Interrogé sur l’incidence de la complexité du droit du travail dans les obstacles à l’embauche, le Maître de Bercy rétorque avec le large sourire qu’on lui connaît : « Le code du travail est trop lourd ? « Il n’y a qu’à le rédiger en petits caractères, il sera moins gros ». »

On refuse d’y croire, et pourtant le fait est là dans toute son obscénité. La réplique de Michel Sapin, membre indubitable de l’élite de France, est traitée par l’Opinion (le périodique) comme un accident de communication. Hélas, cette sortie de route n’est pas un fait isolé, et elle révèle un gouffre vertigineux entre l’arrogance des 5000 et la réalité.

« Le bon mot de Michel Sapin a raté son objectif » surenchérit Arnaud Montebourg. Quel objectif ? Celui de démontrer que le chômage est un sujet de plaisanterie ?

L’attitude ironisante est un réflexe inconditionnel, non seulement d’une certaine gauche face aux critiques qu’elle juge marquées du sceau de l’infamie libérale, mais encore de la quasi totalité de l’intelligentsia française nourrie au lait maternel d’un dogme qui veut que tout salarié soit un prolétaire livré aux appétits furieux et gloutons d’un patronat cynique. Toute entrave à la liberté du chef d’entreprise est ainsi par nature une protection du salarié. L’idée saugrenue que le travailleur puisse être victime à rebours de cette armure de plomb est iconoclaste, et suscite la condescendance, voire l’indignation. Hors de question donc de faire l’inventaire et le partage entre les bonnes et les mauvaises contraintes.

« S’ils n’ont pas de pain, qu’ils mangent de la brioche », lance la Reine de France à l’adresse des mécontents qui secouent les grilles de la monarchie. Quand Michel Sapin, à peine sorti de son Ministère du Travail pour entrer dans celui des Finances, met au mauvais goût du jour la malencontreuse plaisanterie  de Marie-Antoinette, dans un contexte où il se montre impuissant à endiguer le nombre des chômeurs qui augmente chaque mois, son humour indécent empeste une fin de règne où le déni du réel se drape dans une élégance de forme… En l’espèce assez piteuse.

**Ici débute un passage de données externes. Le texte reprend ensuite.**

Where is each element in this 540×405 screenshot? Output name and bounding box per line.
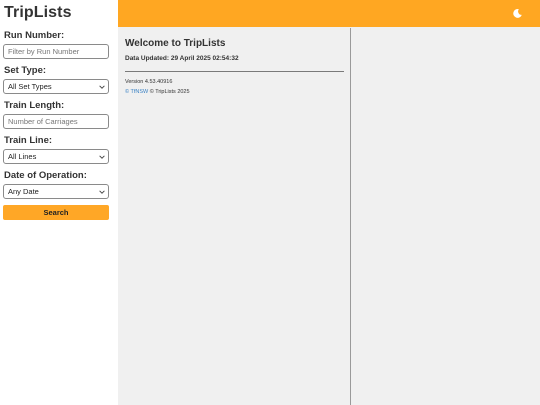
data-updated-text: Data Updated: 29 April 2025 02:54:32 [125, 55, 239, 62]
train-line-select[interactable]: All Lines [3, 149, 109, 164]
app-title: TripLists [4, 4, 72, 21]
sidebar: TripLists Run Number: Set Type: All Set … [0, 0, 118, 405]
date-value: Any Date [8, 187, 39, 196]
date-label: Date of Operation: [4, 170, 87, 181]
welcome-heading: Welcome to TripLists [125, 38, 226, 49]
set-type-select[interactable]: All Set Types [3, 79, 109, 94]
search-button[interactable]: Search [3, 205, 109, 220]
divider [125, 71, 344, 72]
run-number-label: Run Number: [4, 30, 65, 41]
set-type-label: Set Type: [4, 65, 47, 76]
date-select[interactable]: Any Date [3, 184, 109, 199]
train-length-input[interactable] [3, 114, 109, 129]
tfnsw-link[interactable]: © TfNSW [125, 89, 148, 95]
version-text: Version 4.53.40916 [125, 79, 173, 85]
chevron-down-icon [99, 85, 105, 89]
train-length-label: Train Length: [4, 100, 65, 111]
credits: © TfNSW © TripLists 2025 [125, 89, 343, 95]
train-line-value: All Lines [8, 152, 37, 161]
set-type-value: All Set Types [8, 82, 52, 91]
chevron-down-icon [99, 190, 105, 194]
info-panel: Welcome to TripLists Data Updated: 29 Ap… [118, 28, 351, 405]
moon-icon[interactable] [512, 8, 523, 19]
chevron-down-icon [99, 155, 105, 159]
train-line-label: Train Line: [4, 135, 53, 146]
detail-pane [352, 28, 540, 405]
top-bar [118, 0, 540, 27]
copyright-text: © TripLists 2025 [148, 89, 190, 95]
run-number-input[interactable] [3, 44, 109, 59]
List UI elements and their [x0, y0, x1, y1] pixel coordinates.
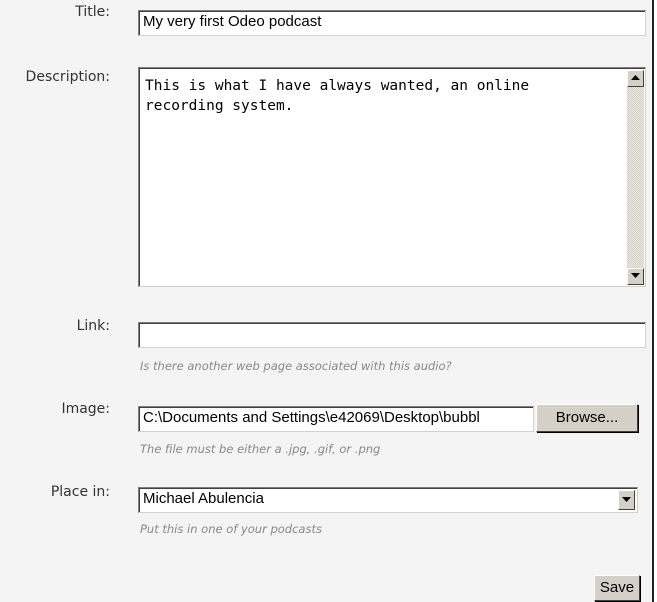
link-hint: Is there another web page associated wit… [140, 359, 452, 373]
save-button[interactable]: Save [594, 575, 640, 601]
image-file-input[interactable]: C:\Documents and Settings\e42069\Desktop… [138, 406, 534, 432]
description-label: Description: [25, 69, 110, 85]
place-in-selected-value: Michael Abulencia [143, 490, 264, 507]
description-textarea[interactable]: This is what I have always wanted, an on… [138, 67, 646, 287]
image-label: Image: [61, 401, 110, 417]
place-in-hint: Put this in one of your podcasts [140, 522, 322, 536]
description-text: This is what I have always wanted, an on… [145, 78, 538, 114]
chevron-down-icon[interactable] [618, 490, 635, 510]
description-scrollbar[interactable] [627, 70, 644, 285]
place-in-select[interactable]: Michael Abulencia [138, 487, 638, 513]
title-input[interactable]: My very first Odeo podcast [138, 10, 646, 36]
link-input[interactable] [138, 322, 646, 348]
title-label: Title: [75, 4, 110, 20]
image-hint: The file must be either a .jpg, .gif, or… [140, 442, 381, 456]
place-in-label: Place in: [50, 484, 110, 500]
podcast-form: Title: My very first Odeo podcast Descri… [0, 0, 654, 602]
browse-button[interactable]: Browse... [536, 404, 638, 432]
link-label: Link: [76, 318, 110, 334]
scroll-down-arrow-icon[interactable] [627, 268, 644, 285]
scroll-up-arrow-icon[interactable] [627, 70, 644, 87]
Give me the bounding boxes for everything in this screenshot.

A la vacuité de l’argumentation économique, le Ministre allie un mépris profond des gens privés d’emploi, donc d’utilité sociale, mais à ses yeux bien mal venus de se plaindre puisque l’Etat leur dispense larga manu de confortables indemnités prélevées sur les masses qui travaillent encore au nom d’une solidarité mal répartie dont l’échec économique a créé la raison d’être. Au moins, l’épouse écervelée de Louis XVI n’était-elle pas la responsable directe des misères du peuple de France.